As Charlotte new-home construction rebounds from its prolonged slump, prices are up and builders are busier than they have been in five or six years. Lumber delivery trucks are rolling and the pop of nail guns signals the return of construction jobs. All good news.
It’s too soon to paint a clear picture of the rebound. There just aren’t enough numbers in, despite what you see and hear.
But insiders offer their best take on what’s happening – including their warning that the lack of new lots poses a huge speed bump down the road. That should give you pause if you’ll be shopping for a new home in the next few years. Or, rather, send you to tour models now.

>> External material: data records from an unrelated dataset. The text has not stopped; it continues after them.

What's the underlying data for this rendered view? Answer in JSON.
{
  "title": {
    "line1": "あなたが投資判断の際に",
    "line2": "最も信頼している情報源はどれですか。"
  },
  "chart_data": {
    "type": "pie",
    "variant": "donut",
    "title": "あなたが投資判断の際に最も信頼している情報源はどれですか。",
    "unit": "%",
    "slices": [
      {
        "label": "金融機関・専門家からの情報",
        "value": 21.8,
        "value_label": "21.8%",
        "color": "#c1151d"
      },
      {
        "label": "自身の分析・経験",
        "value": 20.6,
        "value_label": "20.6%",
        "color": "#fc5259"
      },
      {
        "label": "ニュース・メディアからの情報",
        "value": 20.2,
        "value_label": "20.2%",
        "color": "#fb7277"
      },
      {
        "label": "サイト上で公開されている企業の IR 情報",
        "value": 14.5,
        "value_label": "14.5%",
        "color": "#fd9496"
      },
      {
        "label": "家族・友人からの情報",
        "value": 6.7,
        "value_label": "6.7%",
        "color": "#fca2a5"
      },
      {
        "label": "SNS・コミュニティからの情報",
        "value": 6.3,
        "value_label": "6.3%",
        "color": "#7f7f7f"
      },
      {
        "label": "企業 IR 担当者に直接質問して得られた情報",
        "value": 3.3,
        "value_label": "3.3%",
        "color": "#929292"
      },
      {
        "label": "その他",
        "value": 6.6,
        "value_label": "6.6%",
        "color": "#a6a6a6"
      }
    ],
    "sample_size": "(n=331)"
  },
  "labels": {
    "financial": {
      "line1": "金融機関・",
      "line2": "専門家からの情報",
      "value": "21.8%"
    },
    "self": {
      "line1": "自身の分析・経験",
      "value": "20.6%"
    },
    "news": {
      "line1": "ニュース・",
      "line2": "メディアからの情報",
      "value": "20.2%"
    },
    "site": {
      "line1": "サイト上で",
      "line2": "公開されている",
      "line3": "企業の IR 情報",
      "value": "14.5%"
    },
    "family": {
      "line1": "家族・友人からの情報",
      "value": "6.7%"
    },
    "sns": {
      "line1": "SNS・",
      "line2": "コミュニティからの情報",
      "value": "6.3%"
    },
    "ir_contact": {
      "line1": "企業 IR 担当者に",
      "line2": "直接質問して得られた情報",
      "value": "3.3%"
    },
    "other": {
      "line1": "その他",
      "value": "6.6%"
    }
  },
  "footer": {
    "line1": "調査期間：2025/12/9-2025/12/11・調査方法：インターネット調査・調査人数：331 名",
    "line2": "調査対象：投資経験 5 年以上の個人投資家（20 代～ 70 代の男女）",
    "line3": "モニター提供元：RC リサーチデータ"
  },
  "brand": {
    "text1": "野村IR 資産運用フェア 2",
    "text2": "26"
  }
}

Chuck Graham of Newton Graham Consultants, who tracks the local market for builders and other clients, says he hasn’t been surprised by anything he’s seen so far. “It’s too early ...” he said. “We’ve got a lot of mess to work through before any surprises show.”
Here’s what he means: At the peak in 2006, builders in the eight-county Charlotte market took out 27,000 single-family permits. At the bottom in 2010, they pulled just 6,400. Now – despite the buzz of activity – the number has rebounded only to 9,300.
The median closing price is at $226,500, almost back to its peak of $228,000, but not the numbers sold.
Overwhelmingly, say Graham and Alan Banks, president of the Home Builders Association of Charlotte, construction is on lots developed before the downturn, or on reconfigured parcels.
“We’re back to saying, ‘What can we do at higher density, especially closer in?’” Banks said.
He cites what he sees along Carmel Road, for instance. Before the downturn, many new homes along Carmel were priced at more than $1 million. Now, several of those 120-foot-wide lots have been converted to two 60-foot lots – with home prices cut to match.
The newest lots in The Palisades in southwest Mecklenburg are smaller than they would have been at the peak of the boom, he said. The same is true at Springfield in Fort Mill. “Builders who are able to do that are doing OK,” he said.
Banks and Graham agree: No new traditional subdivisions are being developed.
Builders are erecting houses on lots bought during the downturn, often at fire-sale prices. All the best lots have been snapped up, Graham said. When those are gone, buyers will face steep price hikes.
As builders run out of bargain existing lots, they’ll have no choice but to bid up the price of land for new lots, a problem all across the country. “All the new stuff coming on board will be substantially higher than existing lots,” Graham said.